A string of mass `0.250` kg is under a tension of 2 N. The length of the stretched string is 2 m. A transverse wave disturbance starts at one end of the string . How long will the disturbance take to reach the other end ?

To solve the problem, we will follow these steps: ### Step 1: Identify the given values - Mass of the string (m) = 0.250 kg - Tension in the string (T) = 2 N - Length of the string (L) = 2 m ### Step 2: Calculate the linear density (μ) The linear density (μ) is defined as the mass per unit length of the string.

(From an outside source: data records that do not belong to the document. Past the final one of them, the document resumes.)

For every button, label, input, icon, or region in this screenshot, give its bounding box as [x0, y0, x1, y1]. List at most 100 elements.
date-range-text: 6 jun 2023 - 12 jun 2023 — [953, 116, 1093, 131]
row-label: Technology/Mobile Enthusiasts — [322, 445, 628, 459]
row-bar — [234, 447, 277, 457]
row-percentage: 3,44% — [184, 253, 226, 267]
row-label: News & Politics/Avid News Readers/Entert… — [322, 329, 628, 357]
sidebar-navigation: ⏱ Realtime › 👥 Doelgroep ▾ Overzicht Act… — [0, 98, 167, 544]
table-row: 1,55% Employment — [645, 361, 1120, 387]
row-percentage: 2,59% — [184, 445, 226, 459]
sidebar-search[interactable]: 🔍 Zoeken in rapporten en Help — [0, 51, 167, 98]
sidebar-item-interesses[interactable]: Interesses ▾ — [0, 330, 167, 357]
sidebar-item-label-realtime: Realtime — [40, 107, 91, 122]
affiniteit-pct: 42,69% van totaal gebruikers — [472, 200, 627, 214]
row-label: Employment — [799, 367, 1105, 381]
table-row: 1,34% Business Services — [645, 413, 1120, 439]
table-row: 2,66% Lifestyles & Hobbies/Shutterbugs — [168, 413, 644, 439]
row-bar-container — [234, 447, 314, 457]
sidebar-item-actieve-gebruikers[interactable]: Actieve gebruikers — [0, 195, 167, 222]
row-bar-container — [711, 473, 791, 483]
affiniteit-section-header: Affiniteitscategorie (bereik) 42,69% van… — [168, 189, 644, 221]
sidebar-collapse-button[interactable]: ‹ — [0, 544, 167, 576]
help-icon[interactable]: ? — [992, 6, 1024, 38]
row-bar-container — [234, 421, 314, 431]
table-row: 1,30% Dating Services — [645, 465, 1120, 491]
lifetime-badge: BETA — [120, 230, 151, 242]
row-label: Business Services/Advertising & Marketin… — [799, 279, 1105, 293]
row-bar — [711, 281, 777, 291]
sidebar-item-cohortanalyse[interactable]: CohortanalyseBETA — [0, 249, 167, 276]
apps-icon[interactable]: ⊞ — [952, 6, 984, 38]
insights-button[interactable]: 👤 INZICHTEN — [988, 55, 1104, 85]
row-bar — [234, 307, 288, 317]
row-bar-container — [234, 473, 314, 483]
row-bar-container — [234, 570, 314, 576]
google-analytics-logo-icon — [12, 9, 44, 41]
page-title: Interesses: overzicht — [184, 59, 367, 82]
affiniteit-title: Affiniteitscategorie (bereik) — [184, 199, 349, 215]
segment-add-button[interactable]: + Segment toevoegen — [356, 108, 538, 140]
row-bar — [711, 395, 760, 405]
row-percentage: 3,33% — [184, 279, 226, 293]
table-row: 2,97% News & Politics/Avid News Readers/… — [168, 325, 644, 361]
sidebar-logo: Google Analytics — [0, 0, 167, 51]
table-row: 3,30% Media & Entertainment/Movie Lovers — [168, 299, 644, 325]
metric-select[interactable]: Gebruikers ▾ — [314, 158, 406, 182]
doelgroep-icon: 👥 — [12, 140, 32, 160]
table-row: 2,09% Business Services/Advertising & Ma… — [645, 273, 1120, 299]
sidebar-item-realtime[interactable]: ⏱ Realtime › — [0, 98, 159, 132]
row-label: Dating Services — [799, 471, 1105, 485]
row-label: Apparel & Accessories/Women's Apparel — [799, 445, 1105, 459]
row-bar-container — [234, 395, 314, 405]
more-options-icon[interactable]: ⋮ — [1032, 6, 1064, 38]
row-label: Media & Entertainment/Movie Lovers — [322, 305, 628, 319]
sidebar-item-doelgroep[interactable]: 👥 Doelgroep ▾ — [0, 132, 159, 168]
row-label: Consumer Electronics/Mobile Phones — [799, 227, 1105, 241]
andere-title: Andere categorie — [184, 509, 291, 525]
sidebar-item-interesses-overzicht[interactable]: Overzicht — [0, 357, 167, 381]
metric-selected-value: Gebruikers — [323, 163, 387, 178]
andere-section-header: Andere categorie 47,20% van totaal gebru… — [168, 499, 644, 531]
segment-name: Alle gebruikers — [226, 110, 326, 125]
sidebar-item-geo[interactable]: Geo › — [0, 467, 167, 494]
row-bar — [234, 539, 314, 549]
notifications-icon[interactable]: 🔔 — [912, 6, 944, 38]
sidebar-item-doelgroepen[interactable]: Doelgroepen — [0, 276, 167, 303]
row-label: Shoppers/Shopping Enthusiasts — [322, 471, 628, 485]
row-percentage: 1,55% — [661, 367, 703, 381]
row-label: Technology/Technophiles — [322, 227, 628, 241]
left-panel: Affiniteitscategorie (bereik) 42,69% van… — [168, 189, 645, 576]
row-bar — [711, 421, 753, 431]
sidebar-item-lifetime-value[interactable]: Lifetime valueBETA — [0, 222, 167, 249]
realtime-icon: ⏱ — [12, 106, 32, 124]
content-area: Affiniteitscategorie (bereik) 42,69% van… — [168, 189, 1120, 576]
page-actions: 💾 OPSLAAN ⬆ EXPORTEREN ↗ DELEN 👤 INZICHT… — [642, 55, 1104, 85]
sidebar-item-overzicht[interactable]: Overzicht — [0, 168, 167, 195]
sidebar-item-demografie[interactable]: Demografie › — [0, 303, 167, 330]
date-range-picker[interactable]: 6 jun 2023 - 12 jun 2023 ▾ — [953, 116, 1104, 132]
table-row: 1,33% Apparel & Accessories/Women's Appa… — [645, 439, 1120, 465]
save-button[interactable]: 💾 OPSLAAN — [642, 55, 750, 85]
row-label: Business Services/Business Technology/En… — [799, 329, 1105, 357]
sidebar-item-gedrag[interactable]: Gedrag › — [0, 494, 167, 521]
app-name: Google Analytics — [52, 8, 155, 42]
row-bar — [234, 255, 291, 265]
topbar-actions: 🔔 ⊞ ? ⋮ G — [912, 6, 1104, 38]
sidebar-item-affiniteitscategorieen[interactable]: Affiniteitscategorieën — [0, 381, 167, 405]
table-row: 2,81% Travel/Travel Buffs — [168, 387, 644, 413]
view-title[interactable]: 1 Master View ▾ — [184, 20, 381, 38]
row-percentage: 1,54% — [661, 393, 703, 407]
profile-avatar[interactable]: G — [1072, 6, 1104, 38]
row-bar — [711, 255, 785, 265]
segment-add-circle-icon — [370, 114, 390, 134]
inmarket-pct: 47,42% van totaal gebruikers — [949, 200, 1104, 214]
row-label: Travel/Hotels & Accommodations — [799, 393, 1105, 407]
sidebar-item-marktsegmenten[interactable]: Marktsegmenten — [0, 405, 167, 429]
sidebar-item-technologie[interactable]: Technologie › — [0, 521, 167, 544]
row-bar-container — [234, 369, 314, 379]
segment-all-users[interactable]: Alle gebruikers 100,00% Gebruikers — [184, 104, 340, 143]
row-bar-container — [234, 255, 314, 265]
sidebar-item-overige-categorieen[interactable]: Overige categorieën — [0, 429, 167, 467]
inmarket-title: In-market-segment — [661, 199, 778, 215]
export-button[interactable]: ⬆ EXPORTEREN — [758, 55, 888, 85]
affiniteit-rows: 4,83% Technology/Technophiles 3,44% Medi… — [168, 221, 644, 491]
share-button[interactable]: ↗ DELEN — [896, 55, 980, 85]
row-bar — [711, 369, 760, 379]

It can be calculated using the formula: \[ \mu = \frac{m}{L} \] Substituting the values: \[ \mu = \frac{0.250 \, \text{kg}}{2 \, \text{m}} = 0.125 \, \text{kg/m} \] ### Step 3: Calculate the velocity (v) of the wave The velocity of a transverse wave on a string is given by the formula: \[ v = \sqrt{\frac{T}{\mu}} \] Substituting the values of tension and linear density: \[ v = \sqrt{\frac{2 \, \text{N}}{0.125 \, \text{kg/m}}} \] Calculating the value: \[ v = \sqrt{16} = 4 \, \text{m/s} \] ### Step 4: Calculate the time (t) taken for the disturbance to travel the length of the string The time taken for the wave to travel a distance is given by the formula: \[ t = \frac{L}{v} \] Substituting the values: \[ t = \frac{2 \, \text{m}}{4 \, \text{m/s}} = 0.5 \, \text{s} \] ### Final Answer The disturbance will take **0.5 seconds** to reach the other end of the string. ---